I recently took a breather from Netflix and caught a rerun of Saturday Night Live. The sight of John Travolta strutting his stuff on the dance floor brought back memories. As an old (or, shall I say, mature) married lady, Saturday is just another night for me. But it wasn’t always that way.
Saturday night used to be “date” night, an evening during which no respectable single woman ever stayed home alone. If your plans didn’t include dinner with an Adonis (or otherwise available male), you were obligated to hang out with your pals at The Marriott, which had loud music, single men, and expensive daiquiris with as much rum in them as there was in a glass of Yoo-hoo.
This ritual gave you something to do and could possibly land you a date for the following Saturday, and then — if things clicked — every Saturday night after that… until you got married, at which point you could both stay home.
I spent a lot of weekends socializing like this. The truth is, though, I never really enjoyed it. I wasn’t a fancy dancer. And, try as I might, I never saw anyone who remotely resembled the hunks my friends all swore were always there.
So, one weekend, I decided to stay home.
Sure, not everyone would have given my evening four stars: There was zip on TV, and the video store’s stock ranged from Kung-Fu movies to “How To Repair Your Toilet Tank.” I settled for a Cosmo quiz on Sex and the Office, ate a ham sandwich, then busied myself dialing Rigolini’s for some take-out.
I did have a fraction of constructive fun. I gave myself, my three cats, and the toes on the bathtub a pedicure. I took off all the address labels on my stack of magazines. And I sifted a bunch of lumps out of four tins of flour.
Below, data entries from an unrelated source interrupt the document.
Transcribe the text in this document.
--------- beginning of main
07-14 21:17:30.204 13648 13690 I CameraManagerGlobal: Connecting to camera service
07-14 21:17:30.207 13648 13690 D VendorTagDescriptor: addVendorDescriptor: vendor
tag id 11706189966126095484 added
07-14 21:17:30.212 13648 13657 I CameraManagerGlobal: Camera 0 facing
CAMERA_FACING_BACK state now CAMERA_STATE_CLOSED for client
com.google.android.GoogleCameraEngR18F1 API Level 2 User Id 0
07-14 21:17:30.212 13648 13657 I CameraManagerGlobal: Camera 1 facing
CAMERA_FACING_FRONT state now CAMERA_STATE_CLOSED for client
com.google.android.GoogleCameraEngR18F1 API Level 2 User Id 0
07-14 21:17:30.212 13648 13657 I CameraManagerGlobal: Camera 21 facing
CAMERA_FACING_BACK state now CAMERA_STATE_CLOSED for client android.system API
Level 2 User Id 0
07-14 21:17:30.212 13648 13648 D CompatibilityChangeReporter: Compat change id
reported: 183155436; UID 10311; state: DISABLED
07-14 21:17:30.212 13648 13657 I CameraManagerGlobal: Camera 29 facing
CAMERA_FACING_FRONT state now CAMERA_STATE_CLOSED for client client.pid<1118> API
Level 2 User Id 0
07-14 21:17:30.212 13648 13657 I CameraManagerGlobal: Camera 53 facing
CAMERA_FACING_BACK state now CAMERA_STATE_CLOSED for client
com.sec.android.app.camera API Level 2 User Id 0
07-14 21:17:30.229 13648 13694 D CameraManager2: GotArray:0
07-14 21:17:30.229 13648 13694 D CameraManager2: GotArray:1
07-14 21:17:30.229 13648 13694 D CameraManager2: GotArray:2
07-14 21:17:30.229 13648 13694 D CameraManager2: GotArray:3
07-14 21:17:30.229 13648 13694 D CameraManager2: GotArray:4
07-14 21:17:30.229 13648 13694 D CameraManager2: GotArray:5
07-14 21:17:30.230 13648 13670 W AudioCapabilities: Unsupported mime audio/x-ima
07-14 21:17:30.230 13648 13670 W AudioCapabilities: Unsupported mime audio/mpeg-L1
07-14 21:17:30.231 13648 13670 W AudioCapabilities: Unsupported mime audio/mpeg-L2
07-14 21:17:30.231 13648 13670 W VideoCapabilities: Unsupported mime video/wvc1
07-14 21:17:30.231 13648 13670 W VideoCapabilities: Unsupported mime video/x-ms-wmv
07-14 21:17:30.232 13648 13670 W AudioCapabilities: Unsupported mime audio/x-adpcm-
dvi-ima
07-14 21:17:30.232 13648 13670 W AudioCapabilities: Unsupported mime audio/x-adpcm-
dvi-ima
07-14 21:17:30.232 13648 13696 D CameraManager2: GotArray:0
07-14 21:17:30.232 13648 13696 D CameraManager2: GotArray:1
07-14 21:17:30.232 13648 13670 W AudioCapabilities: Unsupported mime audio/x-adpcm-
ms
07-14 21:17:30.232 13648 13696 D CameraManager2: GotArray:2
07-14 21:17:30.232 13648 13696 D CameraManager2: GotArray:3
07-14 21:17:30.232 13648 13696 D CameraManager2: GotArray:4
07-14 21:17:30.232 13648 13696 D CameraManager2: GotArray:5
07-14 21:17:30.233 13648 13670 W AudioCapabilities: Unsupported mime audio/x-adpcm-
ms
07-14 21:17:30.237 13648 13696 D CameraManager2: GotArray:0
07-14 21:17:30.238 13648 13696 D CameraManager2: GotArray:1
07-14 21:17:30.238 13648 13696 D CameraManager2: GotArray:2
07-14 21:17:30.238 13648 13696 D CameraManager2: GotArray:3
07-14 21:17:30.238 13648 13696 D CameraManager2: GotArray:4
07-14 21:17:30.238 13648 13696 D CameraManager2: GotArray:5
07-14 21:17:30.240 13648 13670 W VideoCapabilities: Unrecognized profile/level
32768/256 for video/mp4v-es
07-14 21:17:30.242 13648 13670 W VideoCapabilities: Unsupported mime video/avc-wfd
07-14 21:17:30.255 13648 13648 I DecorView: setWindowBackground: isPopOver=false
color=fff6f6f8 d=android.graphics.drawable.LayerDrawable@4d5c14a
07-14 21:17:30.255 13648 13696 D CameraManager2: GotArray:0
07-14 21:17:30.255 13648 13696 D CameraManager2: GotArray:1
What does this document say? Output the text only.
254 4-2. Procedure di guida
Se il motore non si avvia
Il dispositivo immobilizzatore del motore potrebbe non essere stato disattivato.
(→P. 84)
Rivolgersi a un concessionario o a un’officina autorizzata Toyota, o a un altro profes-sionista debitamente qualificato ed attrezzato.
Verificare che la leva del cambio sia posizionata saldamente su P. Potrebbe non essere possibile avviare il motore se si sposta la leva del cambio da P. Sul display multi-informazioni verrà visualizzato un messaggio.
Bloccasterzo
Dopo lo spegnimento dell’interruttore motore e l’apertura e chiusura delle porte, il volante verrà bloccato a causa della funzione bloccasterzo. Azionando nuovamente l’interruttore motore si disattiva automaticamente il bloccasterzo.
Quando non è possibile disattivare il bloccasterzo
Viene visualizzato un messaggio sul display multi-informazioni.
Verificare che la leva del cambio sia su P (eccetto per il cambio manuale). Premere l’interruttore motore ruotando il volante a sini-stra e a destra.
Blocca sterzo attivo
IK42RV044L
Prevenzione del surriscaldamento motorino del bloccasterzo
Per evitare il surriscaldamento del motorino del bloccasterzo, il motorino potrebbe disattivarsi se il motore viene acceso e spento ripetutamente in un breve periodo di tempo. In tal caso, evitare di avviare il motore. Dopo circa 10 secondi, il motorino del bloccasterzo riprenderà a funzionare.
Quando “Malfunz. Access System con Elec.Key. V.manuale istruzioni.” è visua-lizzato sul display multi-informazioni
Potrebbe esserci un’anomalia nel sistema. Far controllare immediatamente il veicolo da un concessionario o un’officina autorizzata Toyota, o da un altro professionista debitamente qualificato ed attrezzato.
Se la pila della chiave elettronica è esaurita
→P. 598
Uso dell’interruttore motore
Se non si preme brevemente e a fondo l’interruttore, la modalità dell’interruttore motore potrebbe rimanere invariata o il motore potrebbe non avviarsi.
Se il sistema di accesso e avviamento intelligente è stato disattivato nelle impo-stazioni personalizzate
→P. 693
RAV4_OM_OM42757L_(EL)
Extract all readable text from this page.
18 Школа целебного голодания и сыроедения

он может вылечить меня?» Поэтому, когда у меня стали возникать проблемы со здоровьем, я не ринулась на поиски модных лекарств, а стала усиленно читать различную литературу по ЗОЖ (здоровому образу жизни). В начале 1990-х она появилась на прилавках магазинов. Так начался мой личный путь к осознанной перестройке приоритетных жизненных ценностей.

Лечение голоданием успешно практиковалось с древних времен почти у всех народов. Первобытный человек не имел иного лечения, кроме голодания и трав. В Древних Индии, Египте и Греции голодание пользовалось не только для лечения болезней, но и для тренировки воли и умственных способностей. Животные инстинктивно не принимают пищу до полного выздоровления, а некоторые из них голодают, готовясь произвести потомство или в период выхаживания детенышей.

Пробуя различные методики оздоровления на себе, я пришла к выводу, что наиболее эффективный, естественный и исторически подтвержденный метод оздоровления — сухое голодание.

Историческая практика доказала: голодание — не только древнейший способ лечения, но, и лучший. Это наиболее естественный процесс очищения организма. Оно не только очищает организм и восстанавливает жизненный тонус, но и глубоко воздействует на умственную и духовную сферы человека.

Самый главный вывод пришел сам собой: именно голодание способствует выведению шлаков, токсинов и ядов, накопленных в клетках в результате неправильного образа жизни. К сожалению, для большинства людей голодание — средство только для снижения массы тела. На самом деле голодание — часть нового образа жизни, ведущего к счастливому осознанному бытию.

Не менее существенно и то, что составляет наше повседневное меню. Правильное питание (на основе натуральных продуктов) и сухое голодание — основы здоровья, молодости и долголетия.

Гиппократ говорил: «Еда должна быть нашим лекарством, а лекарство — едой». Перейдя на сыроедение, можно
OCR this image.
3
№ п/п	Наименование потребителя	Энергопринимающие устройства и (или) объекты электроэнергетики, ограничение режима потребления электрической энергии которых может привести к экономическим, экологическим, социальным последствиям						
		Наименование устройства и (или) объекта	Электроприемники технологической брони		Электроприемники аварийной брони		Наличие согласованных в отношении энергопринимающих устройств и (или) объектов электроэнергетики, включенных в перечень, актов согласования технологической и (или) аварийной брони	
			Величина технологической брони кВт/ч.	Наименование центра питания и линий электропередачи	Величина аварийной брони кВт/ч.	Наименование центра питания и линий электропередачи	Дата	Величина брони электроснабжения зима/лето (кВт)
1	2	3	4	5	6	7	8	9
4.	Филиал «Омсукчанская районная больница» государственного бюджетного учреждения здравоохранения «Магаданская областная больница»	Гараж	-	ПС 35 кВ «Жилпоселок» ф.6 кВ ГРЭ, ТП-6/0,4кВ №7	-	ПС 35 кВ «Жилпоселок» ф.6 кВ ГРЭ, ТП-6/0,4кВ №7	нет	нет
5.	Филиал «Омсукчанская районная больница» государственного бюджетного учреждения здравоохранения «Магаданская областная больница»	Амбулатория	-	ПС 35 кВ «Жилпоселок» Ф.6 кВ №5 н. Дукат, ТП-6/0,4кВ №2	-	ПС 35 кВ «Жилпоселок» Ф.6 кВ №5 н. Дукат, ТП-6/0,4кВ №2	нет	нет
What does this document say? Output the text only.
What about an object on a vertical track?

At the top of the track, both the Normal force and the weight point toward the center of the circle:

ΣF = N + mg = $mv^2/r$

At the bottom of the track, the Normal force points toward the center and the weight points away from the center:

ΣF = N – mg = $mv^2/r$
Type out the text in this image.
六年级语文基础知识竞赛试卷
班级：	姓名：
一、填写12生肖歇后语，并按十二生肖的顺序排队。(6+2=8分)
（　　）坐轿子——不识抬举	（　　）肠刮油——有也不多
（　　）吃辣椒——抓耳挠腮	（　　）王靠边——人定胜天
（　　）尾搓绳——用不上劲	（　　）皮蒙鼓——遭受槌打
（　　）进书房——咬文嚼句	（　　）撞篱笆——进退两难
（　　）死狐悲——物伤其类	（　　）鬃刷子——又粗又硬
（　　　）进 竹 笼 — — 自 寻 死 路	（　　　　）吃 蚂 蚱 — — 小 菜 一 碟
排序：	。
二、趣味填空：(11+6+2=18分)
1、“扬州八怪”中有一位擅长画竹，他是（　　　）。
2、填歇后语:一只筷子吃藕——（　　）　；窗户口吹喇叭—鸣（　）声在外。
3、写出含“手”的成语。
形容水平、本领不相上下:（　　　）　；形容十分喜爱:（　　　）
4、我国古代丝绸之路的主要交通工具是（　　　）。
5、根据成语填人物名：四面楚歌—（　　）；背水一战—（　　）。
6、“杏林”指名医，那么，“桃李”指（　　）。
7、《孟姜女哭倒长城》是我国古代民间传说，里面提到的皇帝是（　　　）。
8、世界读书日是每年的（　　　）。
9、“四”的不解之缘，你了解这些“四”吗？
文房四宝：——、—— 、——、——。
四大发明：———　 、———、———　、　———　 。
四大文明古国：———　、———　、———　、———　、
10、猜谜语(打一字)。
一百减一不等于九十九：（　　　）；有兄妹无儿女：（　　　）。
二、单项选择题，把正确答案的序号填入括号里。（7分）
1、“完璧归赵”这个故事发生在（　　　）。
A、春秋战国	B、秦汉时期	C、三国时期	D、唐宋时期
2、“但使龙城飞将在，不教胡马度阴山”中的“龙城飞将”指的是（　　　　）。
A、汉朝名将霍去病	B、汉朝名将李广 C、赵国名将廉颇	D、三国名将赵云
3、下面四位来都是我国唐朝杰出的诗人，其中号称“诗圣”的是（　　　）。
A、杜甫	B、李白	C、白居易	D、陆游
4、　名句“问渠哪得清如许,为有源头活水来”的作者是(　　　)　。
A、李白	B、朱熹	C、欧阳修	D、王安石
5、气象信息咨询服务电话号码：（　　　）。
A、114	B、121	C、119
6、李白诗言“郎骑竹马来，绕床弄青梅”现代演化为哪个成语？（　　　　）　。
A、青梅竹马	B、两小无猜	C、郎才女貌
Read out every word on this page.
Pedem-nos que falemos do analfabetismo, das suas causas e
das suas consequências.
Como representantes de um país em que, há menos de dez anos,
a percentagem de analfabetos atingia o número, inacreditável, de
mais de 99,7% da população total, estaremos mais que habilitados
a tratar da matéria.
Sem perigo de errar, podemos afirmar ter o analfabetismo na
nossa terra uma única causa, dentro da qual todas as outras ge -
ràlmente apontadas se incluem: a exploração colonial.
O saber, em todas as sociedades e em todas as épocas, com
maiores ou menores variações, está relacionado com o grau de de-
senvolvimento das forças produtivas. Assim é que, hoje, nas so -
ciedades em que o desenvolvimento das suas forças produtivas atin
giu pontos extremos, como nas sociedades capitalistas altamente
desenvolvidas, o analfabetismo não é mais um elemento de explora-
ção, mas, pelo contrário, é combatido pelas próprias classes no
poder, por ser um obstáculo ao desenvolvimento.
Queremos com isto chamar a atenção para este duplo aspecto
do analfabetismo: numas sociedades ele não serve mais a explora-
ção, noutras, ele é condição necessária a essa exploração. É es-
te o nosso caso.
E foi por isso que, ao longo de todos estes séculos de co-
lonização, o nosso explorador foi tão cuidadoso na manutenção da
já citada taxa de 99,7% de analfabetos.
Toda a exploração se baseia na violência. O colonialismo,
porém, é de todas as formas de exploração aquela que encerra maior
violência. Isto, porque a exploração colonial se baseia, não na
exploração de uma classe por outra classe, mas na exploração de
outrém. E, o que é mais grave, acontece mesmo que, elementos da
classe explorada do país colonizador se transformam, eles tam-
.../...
When my pizza arrived, the delivery guy tried to make a pass. He asked why a “looker” like me was home Saturday night, and I told him I had rabies. Then, because I was feeling a tad sorry for myself, I downed the whole pie, a liter of Coke, and a box of Oreos. I was so bloated when I got in my bubble bath, the water overflowed.
The next morning, a friend called to say what a great time she’d had — and, of course, to tell me about all the fabulous guys I missed.
There was the Latin actor with the Mercedes, who presented her with a rose. He would have danced every dance with her, she said, had his estranged, fourth wife not gotten drunk and jabbed him in the eye with a Pina Colada stirrer.
Another beau I missed was the “to-die-for” muscleman student, who was working his way through an “Applied Mechanic’s Helper” correspondence course. This gentleman offered my friend buffalo wings from the free buffet. He took her number, as well as the five Absoluts she bought him because he left his wallet in his other pants.
And then there was the suave, sandy-haired, blue-eyed mortician. His family owned a string of funeral parlors — and he offered to give a tour of one to demonstrate the latest in embalming methods and provide some makeup tips.
Looking back, I still say it was a toss-up as to who had the most fun.
These days, I sit with my hubby, binge-watching “Mad Men,” drinking diet soda, and munching low-sodium, low-fat popcorn. I can genuinely say Saturday night sure ain’t what it used to be.